Петр Данилович долго возился с шапкой, потом никак не мог устроиться на скамейке и выбрать нужное расстояние от письма до глаз.
— Не могу. Глаз засорился. Читай от Виктора, — протянул письма Шуре, ребром ладони выгреб слезу из глаза, отер руку о штаны.
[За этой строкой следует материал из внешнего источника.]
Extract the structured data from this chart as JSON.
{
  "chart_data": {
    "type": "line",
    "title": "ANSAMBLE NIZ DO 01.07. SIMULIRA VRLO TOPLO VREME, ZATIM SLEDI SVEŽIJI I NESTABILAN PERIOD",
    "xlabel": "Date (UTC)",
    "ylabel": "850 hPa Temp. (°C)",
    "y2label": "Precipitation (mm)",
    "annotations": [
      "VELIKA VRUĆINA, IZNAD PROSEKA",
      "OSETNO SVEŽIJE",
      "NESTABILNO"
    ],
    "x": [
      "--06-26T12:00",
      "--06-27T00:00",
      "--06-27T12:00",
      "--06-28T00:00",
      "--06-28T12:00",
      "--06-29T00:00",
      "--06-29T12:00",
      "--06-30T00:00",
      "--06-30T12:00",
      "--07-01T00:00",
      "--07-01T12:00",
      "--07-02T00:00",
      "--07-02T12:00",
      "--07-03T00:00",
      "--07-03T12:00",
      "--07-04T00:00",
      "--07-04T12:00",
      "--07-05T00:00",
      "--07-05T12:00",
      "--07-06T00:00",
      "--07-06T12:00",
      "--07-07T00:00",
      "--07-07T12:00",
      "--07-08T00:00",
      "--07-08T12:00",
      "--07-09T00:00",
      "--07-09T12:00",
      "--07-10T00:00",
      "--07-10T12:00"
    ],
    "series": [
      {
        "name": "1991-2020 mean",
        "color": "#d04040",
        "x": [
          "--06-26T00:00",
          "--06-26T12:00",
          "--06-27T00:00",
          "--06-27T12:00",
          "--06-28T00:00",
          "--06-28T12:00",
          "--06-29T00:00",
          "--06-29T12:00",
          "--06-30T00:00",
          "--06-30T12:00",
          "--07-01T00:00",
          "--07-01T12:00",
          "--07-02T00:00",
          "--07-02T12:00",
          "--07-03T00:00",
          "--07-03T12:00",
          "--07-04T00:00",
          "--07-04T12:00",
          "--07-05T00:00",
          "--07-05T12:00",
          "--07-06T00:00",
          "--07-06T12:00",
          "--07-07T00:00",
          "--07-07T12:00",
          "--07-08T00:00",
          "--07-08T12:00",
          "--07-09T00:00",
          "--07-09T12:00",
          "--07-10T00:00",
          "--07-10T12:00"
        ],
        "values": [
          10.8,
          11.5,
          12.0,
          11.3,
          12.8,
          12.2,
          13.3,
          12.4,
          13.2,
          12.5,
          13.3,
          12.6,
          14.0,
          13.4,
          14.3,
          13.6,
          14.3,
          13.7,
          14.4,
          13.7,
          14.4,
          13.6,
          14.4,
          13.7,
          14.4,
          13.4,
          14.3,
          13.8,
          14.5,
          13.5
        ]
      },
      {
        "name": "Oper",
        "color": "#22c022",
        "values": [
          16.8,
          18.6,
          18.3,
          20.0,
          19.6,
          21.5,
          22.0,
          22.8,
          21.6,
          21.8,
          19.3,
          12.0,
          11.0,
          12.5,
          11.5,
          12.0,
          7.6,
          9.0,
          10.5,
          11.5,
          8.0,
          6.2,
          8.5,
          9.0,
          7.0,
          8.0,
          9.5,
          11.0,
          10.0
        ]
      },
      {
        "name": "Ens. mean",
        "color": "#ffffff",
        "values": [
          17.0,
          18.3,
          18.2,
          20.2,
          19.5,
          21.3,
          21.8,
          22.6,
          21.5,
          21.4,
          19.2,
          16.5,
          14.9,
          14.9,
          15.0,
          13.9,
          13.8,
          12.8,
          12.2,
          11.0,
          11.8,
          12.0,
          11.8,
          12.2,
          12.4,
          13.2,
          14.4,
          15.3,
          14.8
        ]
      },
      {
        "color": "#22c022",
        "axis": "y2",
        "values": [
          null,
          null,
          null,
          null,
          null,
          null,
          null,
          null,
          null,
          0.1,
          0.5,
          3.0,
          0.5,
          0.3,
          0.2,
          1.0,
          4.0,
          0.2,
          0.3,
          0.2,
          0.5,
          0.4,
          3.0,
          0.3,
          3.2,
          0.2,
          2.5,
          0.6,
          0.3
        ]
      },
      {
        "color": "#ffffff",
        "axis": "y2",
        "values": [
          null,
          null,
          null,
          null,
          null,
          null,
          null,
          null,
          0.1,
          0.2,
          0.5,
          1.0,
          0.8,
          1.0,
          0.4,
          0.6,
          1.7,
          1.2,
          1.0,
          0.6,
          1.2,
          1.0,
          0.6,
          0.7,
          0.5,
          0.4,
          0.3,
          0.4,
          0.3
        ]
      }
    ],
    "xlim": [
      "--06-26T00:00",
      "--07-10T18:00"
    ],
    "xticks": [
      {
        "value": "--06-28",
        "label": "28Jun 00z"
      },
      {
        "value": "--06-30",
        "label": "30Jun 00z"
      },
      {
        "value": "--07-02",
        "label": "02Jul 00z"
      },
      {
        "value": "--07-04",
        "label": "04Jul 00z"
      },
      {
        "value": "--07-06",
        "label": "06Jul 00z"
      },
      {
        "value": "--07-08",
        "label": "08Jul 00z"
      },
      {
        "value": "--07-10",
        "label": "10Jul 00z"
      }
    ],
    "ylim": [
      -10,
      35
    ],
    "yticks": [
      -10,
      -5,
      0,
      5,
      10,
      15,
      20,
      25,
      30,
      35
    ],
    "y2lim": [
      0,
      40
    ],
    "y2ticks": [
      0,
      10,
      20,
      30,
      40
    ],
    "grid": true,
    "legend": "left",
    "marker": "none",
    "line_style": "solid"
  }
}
«Идем по Украине. Белые хатки, тополя-свечки, колодцы с журавлями — одни воспоминания. Одни пеньки да кострища на месте домов, черная зола. Люди прячутся по погребам, скитаются по балкам и лесам… Два раза видел Андрея. Наград нахватал — цеплять некуда. Вроде и не примечал раньше за ним такой лихости. По военному ремеслу — сапер, а все больше в разведках пропадает. Талант нашли в нем такой. Заматерел. Заикнулся, как, мол, после войны. И слушать не стал… Про семью теперь знаю. Думка такая — волна эвакуированных кинула их куда-нибудь поглубже. Ждите, авось вам напишет Людмила. Вы ить на месте обретаетесь, не двигаетесь…»
Второе письмо от Виктора совсем коротенькое: жил, здоров, только закончился бой за хуторок.
Андрей начал размашисто, закончил неожиданно суетливо. Буквы набегали одна на другую, поехали вниз: «Подошел танк. Старый знакомый, лейтенант Лысенков, машет в окно рукой… Зовут к начальству. Письмо передаю старшиной. Он в тыл едет…»
— В тыл Андрюшка едет. От войны подальше. Отдых, должно. Навоевался. — Филипповна вытерла передником нос, заблестела счастливыми слезами на всех.
— Старшина в тыл едет, — с трудом одолела сухость в горле и откинулась в тень Горелова.